L'historien cubain Rolando Gallardo remet ouvertement en question l'étiquette de « dictateur » appliquée à l'ancien président cubain Gerardo Machado (qui a gouverné entre 1925 et 1933) et soutient que la vision dominante sur cette période est construite depuis un angle marxiste-léniniste qui a injustement diaboliser un politicien qui est arrivé au pouvoir par des voies démocratiques. Gallardo a fait ces déclarations lors d'un entretien avec Tania Costa pour CiberCuba, dans le cadre d'une série de conversations sur l'histoire républicaine diffusées en direct sur cette plateforme le mardi à 11h30, heure de Miami.
«La vision que nous avons aujourd'hui de la Révolution des années 30 et de la supposée dictature de Gerardo Machado est une approche complètement communiste avec cette base marxiste-léniniste. Ils présentent Gerardo Machado comme le pire des êtres humains », a affirmé Gallardo.
Costa a commenté la difficulté qu'il a rencontrée pour se documenter lors des interviews avec des sources qui n'étaient pas exclusivement pro-castristes. À cet égard, Gallardo a souligné que presque toute la historiographie disponible sur cette période a été produite par le régime castriste ou par des communistes depuis les années vingt et trente, ce qui, à son avis, invalide la narration officielle.
«Je suis frappée de constater que presque toutes les critiques ou ce qui est écrit sur la Révolution de 30 a été fait par la dictature, a été fait par le régime. Alors je me dis, s'ils m'ont servi des demi-vérités ou des narrations construites à partir d'autres éléments, je ne peux pas leur faire confiance», a souligné Tania Costa en introduisant le sujet.
Gallardo souligne que Machado est arrivé à la présidence en 1925 après avoir gagné les élections de 1924, sans antécédents criminels ni de corruption. «C'était un homme qui promettait et tenait ses promesses. Et cela est rare chez les politiciens cubains, qui, en général, promettent quelque chose et ensuite ne tiennent pas leurs engagements», a-t-il souligné.
Le point central de l'analyse tourne autour de la réforme constitutionnelle de 1928, qui a prolongé le mandat présidentiel de quatre à six ans.
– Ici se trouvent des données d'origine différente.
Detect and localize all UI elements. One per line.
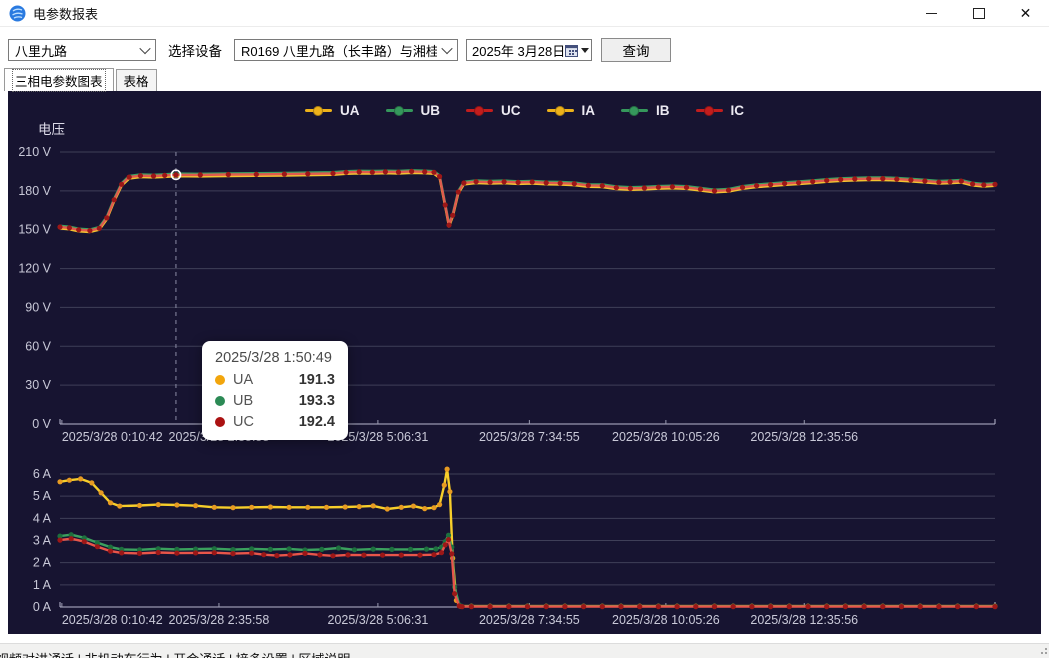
chart-tooltip: 2025/3/28 1:50:49 UA 191.3 UB 193.3 UC 1… [202, 341, 348, 440]
tooltip-row: UB 193.3 [215, 393, 335, 409]
legend-item-ia[interactable]: IA [547, 103, 596, 118]
tooltip-row: UC 192.4 [215, 414, 335, 430]
toolbar: 八里九路 选择设备 R0169 八里九路（长丰路）与湘桂线交 2025年 3月2… [0, 27, 1049, 67]
tab-table[interactable]: 表格 [116, 69, 157, 91]
svg-text:2025/3/28 5:06:31: 2025/3/28 5:06:31 [328, 613, 429, 627]
app-icon [9, 5, 26, 22]
svg-text:2025/3/28 10:05:26: 2025/3/28 10:05:26 [612, 613, 720, 627]
legend-marker [305, 106, 332, 116]
legend-label: UC [501, 103, 521, 118]
legend-label: UA [340, 103, 360, 118]
legend-label: UB [421, 103, 441, 118]
svg-text:90 V: 90 V [25, 300, 51, 314]
area-select[interactable]: 八里九路 [8, 39, 156, 61]
svg-text:2025/3/28 2:35:58: 2025/3/28 2:35:58 [169, 613, 270, 627]
legend-item-ub[interactable]: UB [386, 103, 441, 118]
app-window: 电参数报表 ✕ 八里九路 选择设备 R0169 八里九路（长丰路）与湘桂线交 2… [0, 0, 1049, 658]
legend-marker [621, 106, 648, 116]
svg-text:2025/3/28 0:10:42: 2025/3/28 0:10:42 [62, 430, 163, 444]
tooltip-row: UA 191.3 [215, 372, 335, 388]
device-label: 选择设备 [168, 40, 222, 60]
chart-legend: UA UB UC IA IB IC [8, 103, 1041, 118]
svg-text:2025/3/28 0:10:42: 2025/3/28 0:10:42 [62, 613, 163, 627]
legend-label: IC [731, 103, 745, 118]
svg-text:60 V: 60 V [25, 339, 51, 353]
window-title: 电参数报表 [33, 4, 98, 23]
svg-text:120 V: 120 V [18, 262, 51, 276]
legend-item-uc[interactable]: UC [466, 103, 521, 118]
chart-panel: 210 V 180 V 150 V 120 V 90 V 60 V 30 V 0 V 2025/… [8, 91, 1041, 634]
chevron-down-icon [441, 43, 452, 54]
legend-item-ic[interactable]: IC [696, 103, 745, 118]
charts-canvas[interactable]: 210 V 180 V 150 V 120 V 90 V 60 V 30 V 0 V 2025/… [8, 91, 1041, 634]
tab-chart-label: 三相电参数图表 [12, 69, 106, 92]
minimize-button[interactable] [908, 0, 955, 26]
svg-text:2025/3/28 7:34:55: 2025/3/28 7:34:55 [479, 613, 580, 627]
svg-text:3 A: 3 A [33, 534, 52, 548]
svg-text:2025/3/28 12:35:56: 2025/3/28 12:35:56 [750, 613, 858, 627]
series-dot-icon [215, 396, 225, 406]
legend-item-ib[interactable]: IB [621, 103, 670, 118]
tab-table-label: 表格 [124, 71, 149, 90]
resize-grip-icon[interactable] [1039, 648, 1047, 656]
legend-label: IB [656, 103, 670, 118]
svg-text:30 V: 30 V [25, 378, 51, 392]
svg-text:2 A: 2 A [33, 556, 52, 570]
series-dot-icon [215, 375, 225, 385]
minimize-icon [926, 13, 937, 14]
maximize-icon [973, 8, 985, 19]
svg-text:2025/3/28 7:34:55: 2025/3/28 7:34:55 [479, 430, 580, 444]
svg-text:180 V: 180 V [18, 184, 51, 198]
area-select-value: 八里九路 [15, 41, 67, 60]
legend-label: IA [582, 103, 596, 118]
tab-chart[interactable]: 三相电参数图表 [4, 68, 114, 91]
status-bar-text: 视频对讲通话 | 非机动车行为 | 开会通话 | 接多设置 | 区域说明 [0, 649, 1045, 658]
title-bar: 电参数报表 ✕ [0, 0, 1049, 27]
svg-text:210 V: 210 V [18, 145, 51, 159]
close-button[interactable]: ✕ [1002, 0, 1049, 26]
dropdown-arrow-icon [581, 48, 589, 53]
svg-text:150 V: 150 V [18, 223, 51, 237]
legend-marker [547, 106, 574, 116]
legend-marker [466, 106, 493, 116]
query-button[interactable]: 查询 [601, 38, 671, 62]
date-picker[interactable]: 2025年 3月28日 [466, 39, 592, 61]
svg-text:1 A: 1 A [33, 578, 52, 592]
svg-text:0 V: 0 V [32, 417, 51, 431]
tooltip-timestamp: 2025/3/28 1:50:49 [215, 350, 335, 366]
legend-marker [696, 106, 723, 116]
svg-text:2025/3/28 10:05:26: 2025/3/28 10:05:26 [612, 430, 720, 444]
svg-text:6 A: 6 A [33, 467, 52, 481]
calendar-icon [565, 44, 578, 57]
svg-text:4 A: 4 A [33, 511, 52, 525]
legend-marker [386, 106, 413, 116]
series-dot-icon [215, 417, 225, 427]
tab-strip: 三相电参数图表 表格 [0, 67, 1049, 91]
svg-text:2025/3/28 12:35:56: 2025/3/28 12:35:56 [750, 430, 858, 444]
svg-text:0 A: 0 A [33, 600, 52, 614]
status-bar: 视频对讲通话 | 非机动车行为 | 开会通话 | 接多设置 | 区域说明 [0, 643, 1049, 658]
voltage-chart-title: 电压 [38, 118, 65, 138]
device-select-value: R0169 八里九路（长丰路）与湘桂线交 [241, 41, 437, 60]
close-icon: ✕ [1020, 6, 1032, 20]
svg-text:5 A: 5 A [33, 489, 52, 503]
date-picker-value: 2025年 3月28日 [472, 41, 565, 60]
maximize-button[interactable] [955, 0, 1002, 26]
chevron-down-icon [139, 43, 150, 54]
device-select[interactable]: R0169 八里九路（长丰路）与湘桂线交 [234, 39, 458, 61]
legend-item-ua[interactable]: UA [305, 103, 360, 118]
Gallardo insiste sur le fait que ce n'était pas une imposition unilatérale. « La réforme constitutionnelle de 1928, qui n'est pas imposée par lui, est directement soumise au Congrès et est également approuvée par des députés de différentes tendances politiques, ce qui, à Cuba, nous ne connaissons plus ce type de diversité politique. »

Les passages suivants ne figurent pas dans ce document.